Como podéis ver en nuestras fotos, nosotros seguimos haciendo una agricultura tradicional ya que tenemos unos rendimientos aún bastante aceptables (una media de 3.000 kg/ha) y que realmente llevamos a cabo un mínimo laboreo ya que no trabajamos con vertedera o aperos similares que requieren de un gran consumo de gasoil. En nuestra zona el apero estrella es el cultivador y prácticamente solo se utiliza dicho apero. 
Desde luego, un dilema que no sabemos resolver. ¿Qué opináis vosotros?

Fiel a una marca

Un ejemplo de fidelidad a una marca podría ser nuestro gran amigo Juan José de la Fuente. Desde que tenía 18 años trabaja con máquinas Claas. Fue en el año 1979 cuando compró su primera cosechadora, una Dominator 76. En aquellos años era una cosechadora moderna al incorporar cabina, pero sin aire acondicionado. Recuerda que su precio fue de 1.700.000 pesetas (unos 10.200€). Tres años después, en 1981, compró una Dominator 98 y pocos meses después compró otra Dominator 76. En 1985, para ahorrar costes de mantenimiento y aumentar la productividad decido cambiar las dos viejas cosechadoras Dominator 76 por una Dominator 98 Super. La cartera de clientes seguía creciendo, por lo que en 1988 cambió su primera Dominator 98 por una Dominator 98 SL Maxi que actualmente conserva. En el año 2000, cambió la Dominator 98 Super por la nueva Lexion 420 que también mantiene actualmente. Finalmente, en el año 2008 compró la Lexion 540. Como veis una vida relacionada con Claas

Hace unos años, Claas celebró su 75 aniversario y para ello recopiló las historias más importantes de sus clientes en todo el mundo. Se publicó un libro con una selección de las mejores historias y como no podía ser de otra forma, Juan José está en ese libro con el artículo que escribimos titulado “Claas en la tierra de Don Quijote”.

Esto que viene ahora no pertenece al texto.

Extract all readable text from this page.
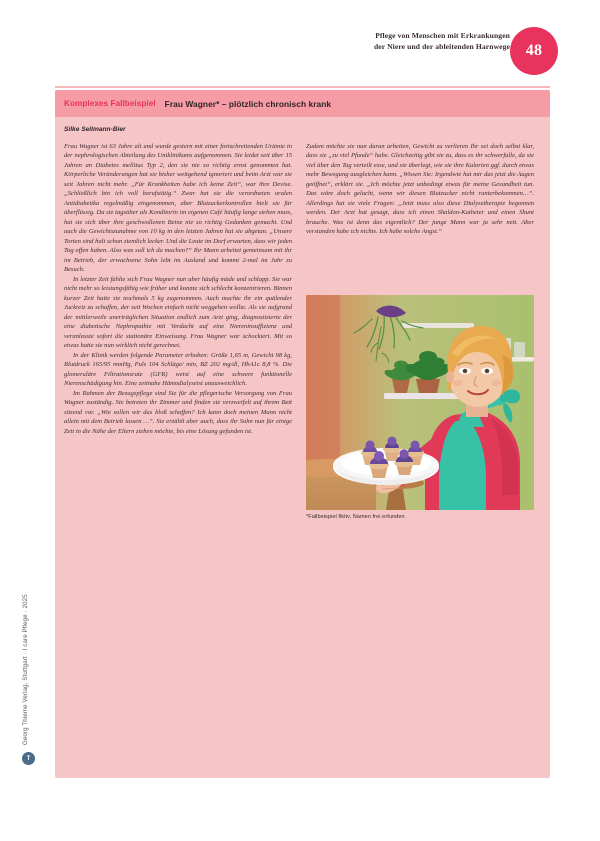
Pflege von Menschen mit Erkrankungen
der Niere und der ableitenden Harnwege 48
Komplexes Fallbeispiel Frau Wagner* – plötzlich chronisch krank
Silke Sellmann-Bier

Frau Wagner ist 63 Jahre alt und wurde gestern mit einer fortschreitenden Urämie in der nephrologischen Abteilung des Uniklinikums aufgenommen. Sie leidet seit über 15 Jahren an Diabetes mellitus Typ 2, den sie nie so richtig ernst genommen hat. Körperliche Veränderungen hat sie bisher weitgehend ignoriert und beim Arzt war sie seit Jahren nicht mehr. „Für Krankheiten habe ich keine Zeit“, war ihre Devise. „Schließlich bin ich voll berufstätig.“ Zwar hat sie die verordneten oralen Antidiabetika regelmäßig eingenommen, aber Blutzuckerkontrollen hielt sie für überflüssig. Da sie tagsüber als Konditorin im eigenen Café häufig lange stehen muss, hat sie sich über ihre geschwollenen Beine nie so richtig Gedanken gemacht. Und auch die Gewichtszunahme von 10 kg in den letzten Jahren hat sie abgetan. „Unsere Torten sind halt schon ziemlich lecker. Und die Leute im Dorf erwarten, dass wir jeden Tag offen haben. Also was soll ich da machen?“ Ihr Mann arbeitet gemeinsam mit ihr im Betrieb, der erwachsene Sohn lebt im Ausland und kommt 2-mal im Jahr zu Besuch.

In letzter Zeit fühlte sich Frau Wagner nun aber häufig müde und schlapp. Sie war nicht mehr so leistungsfähig wie früher und konnte sich schlecht konzentrieren. Binnen kurzer Zeit hatte sie nochmals 5 kg zugenommen. Auch machte ihr ein quälender Juckreiz zu schaffen, der seit Wochen einfach nicht weggehen wollte. Als sie aufgrund der mittlerweile unerträglichen Situation endlich zum Arzt ging, diagnostizierte der eine diabetische Nephropathie mit Verdacht auf eine Niereninsuffizienz und veranlasste sofort die stationäre Einweisung. Frau Wagner war schockiert. Mit so etwas hatte sie nun wirklich nicht gerechnet.

In der Klinik werden folgende Parameter erhoben: Größe 1,65 m, Gewicht 98 kg, Blutdruck 165/95 mmHg, Puls 104 Schläge/ min, BZ 202 mg/dl, HbA1c 8,8 %. Die glomeruläre Filtrationsrate (GFR) weist auf eine schwere funktionelle Nierenschädigung hin. Eine zeitnahe Hämodialyseist unausweichlich.

Im Rahmen der Bezugspflege sind Sie für die pflegerische Versorgung von Frau Wagner zuständig. Sie betreten ihr Zimmer und finden sie verzweifelt auf ihrem Bett sitzend vor. „Wie sollen wir das bloß schaffen? Ich kann doch meinen Mann nicht allein mit dem Betrieb lassen …“. Sie erzählt aber auch, dass ihr Sohn nun für einige Zeit in die Nähe der Eltern ziehen möchte, bis eine Lösung gefunden ist.

Zudem möchte sie nun daran arbeiten, Gewicht zu verlieren Ihr sei doch selbst klar, dass sie „zu viel Pfunde“ habe. Gleichzeitig gibt sie zu, dass es ihr schwerfalle, da sie viel über den Tag verteilt esse, und sie überlegt, wie sie ihre Kalorien ggf. durch etwas mehr Bewegung ausgleichen kann. „Wissen Sie: Irgendwie hat mir das jetzt die Augen geöffnet“, erklärt sie. „Ich möchte jetzt unbedingt etwas für meine Gesundheit tun. Das wäre doch gelacht, wenn wir diesen Blutzucker nicht runterbekommen…“. Allerdings hat sie viele Fragen: „Jetzt muss also diese Dialysetherapie begonnen werden. Der Arzt hat gesagt, dass ich einen Shaldon-Katheter und einen Shunt brauche. Was ist denn das eigentlich? Der junge Mann war ja sehr nett. Aber verstanden habe ich nichts. Ich habe solche Angst.“

*Fallbeispiel fiktiv, Namen frei erfunden
Georg Thieme Verlag, Stuttgart · I care Pflege · 2025
T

Hace unos meses decidió cambiar su antiguo tractor, un Fiat 766E que le ha dado muy buenos resultados pero que estaba anticuado, por un tractor nuevo. Como era de esperar, en esta ocasión se decantó por Claas, también motivado por el gran concesionario oficial Claas que hay en nuestra zona (Talleres Bachiller S.L.). Como podéis ver en las fotos, se ha decidido por un Claas Arion 530 con autoguiado Cerea.